Polygynie, polyandrie en promiscue gedrag
Polygynie
Wanneer op een broedplaats veel voedsel te vinden is, bemoeit het mannetje zich veel minder met de voorbereidingen van het broeden. Hij is dan vaker
polygyn, hij paart met meerdere vrouwtjes. Deze mannetjes jagen indringers uit hun territorium en lokken de vrouwtjes. Vaak doen ze dat met een prachtige verentooi. Ook ziet men dan kleurrijke borst- en halstekens. Soms is hun krop opgeblazen en zeer fel van kleur. Bij veel soorten worden ook paringsdansen uitgevoerd.
Polyandrie
In andere gevallen is het een vrouwtje dat paart met meerdere mannetjes (
polyandrie). Ja! Ook dat komt voor.
Promiscue
Ook kunnen beide, zowel mannetjes als vrouwtjes,
promiscue gedrag vertonen. Zij
baltsen (lokdans) dan langdurig met elkaar, paren en gaan weer uit elkaar. Deze vogels hebben zo veel tijd nodig met lokken, baltsen en paren, dat de opvoeding van hun kinderen erbij inschiet. Die moeten vaak snel voor zichzelf zorgen.
Leven in een kolonie
Vogels die in een kolonie leven en dus ook paren en broeden, hebben een groot voordeel: veel vogels kunnen zorgen dan predatoren (indringers) hun samenleving niet verstoren. Ook vormt de kolonie een crèche als het ouderpaar op zoek gaat naar voedsel. Andere vogels zorgen dan voor bescherming en tegen de eventuele kou. Vaak ook gebruiken ouders soortgenoten voor de opvoeding van hun kinderen. Meestal zijn dat jongen uit eerdere nesten, maar het kunnen ook vreemde soortgenoten zijn. Die leren de jongen dan voor voedsel te zorgen, vliegen of zwemmen. Voor hen is dit ervaring opdoen voor als ze zelf aan de voortplantingscyclus gaan beginnen.

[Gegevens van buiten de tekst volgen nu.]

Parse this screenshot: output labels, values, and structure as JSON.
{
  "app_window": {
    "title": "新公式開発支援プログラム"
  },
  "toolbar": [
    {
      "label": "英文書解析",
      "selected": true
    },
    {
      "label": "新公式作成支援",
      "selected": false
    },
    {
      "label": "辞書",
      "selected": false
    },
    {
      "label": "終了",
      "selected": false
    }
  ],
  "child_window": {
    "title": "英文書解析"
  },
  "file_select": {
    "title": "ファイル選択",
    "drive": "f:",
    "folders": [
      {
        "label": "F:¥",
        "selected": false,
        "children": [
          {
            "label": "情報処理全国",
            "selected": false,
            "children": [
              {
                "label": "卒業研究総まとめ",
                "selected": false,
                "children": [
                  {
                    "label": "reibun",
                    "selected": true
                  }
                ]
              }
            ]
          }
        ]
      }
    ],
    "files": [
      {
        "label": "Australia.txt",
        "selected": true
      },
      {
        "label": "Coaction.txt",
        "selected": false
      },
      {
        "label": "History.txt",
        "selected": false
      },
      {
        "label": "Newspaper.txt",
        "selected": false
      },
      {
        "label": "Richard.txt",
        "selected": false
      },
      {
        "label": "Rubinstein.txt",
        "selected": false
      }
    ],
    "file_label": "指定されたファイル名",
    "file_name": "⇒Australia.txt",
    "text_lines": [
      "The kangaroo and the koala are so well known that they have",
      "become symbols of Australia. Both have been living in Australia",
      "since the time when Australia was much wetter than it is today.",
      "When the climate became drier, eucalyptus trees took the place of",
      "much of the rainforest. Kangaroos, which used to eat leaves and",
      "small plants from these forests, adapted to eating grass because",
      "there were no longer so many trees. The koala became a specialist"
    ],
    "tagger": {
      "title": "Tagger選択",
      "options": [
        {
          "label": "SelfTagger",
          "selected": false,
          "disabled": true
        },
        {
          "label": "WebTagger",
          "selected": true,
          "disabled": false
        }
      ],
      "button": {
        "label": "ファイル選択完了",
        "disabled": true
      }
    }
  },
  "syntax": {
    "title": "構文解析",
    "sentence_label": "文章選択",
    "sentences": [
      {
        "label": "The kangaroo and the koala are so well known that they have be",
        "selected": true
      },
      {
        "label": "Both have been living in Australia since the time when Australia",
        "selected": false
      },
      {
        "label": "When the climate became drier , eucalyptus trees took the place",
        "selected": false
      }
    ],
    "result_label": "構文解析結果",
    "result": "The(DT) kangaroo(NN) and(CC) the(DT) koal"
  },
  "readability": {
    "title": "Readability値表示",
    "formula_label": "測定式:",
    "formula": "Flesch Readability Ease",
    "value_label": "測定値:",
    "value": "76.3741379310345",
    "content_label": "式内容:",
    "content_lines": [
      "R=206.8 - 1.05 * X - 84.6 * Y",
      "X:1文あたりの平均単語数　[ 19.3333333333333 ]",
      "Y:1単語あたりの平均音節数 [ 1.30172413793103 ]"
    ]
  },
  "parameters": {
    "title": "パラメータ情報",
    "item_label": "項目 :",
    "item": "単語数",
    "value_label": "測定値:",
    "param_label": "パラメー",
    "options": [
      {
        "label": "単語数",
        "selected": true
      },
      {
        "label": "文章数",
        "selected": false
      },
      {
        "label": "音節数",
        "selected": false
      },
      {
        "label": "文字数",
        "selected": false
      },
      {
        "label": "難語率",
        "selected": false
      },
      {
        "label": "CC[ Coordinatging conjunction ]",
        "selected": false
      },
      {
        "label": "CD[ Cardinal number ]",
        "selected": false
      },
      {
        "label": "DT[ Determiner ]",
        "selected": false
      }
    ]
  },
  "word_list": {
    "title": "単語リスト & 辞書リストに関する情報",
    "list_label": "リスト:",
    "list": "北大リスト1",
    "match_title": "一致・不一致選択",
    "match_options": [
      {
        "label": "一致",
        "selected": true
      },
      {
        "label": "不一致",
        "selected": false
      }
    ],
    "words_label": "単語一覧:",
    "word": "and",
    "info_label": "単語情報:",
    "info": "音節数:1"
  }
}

Afhankelijk van de ecologische omstandigheden vormen vogels dus broedparen. Ook de omstandigheden zorgen voor de manier waarop de jongen worden grootgebracht. Vogels die heel oud worden (zoals papegaaien en grote roofvogels) gaan een binding aan voor het leven. Door het vertrouwen in elkaar kunnen zij hun jongen een goede, gedegen opvoeding geven.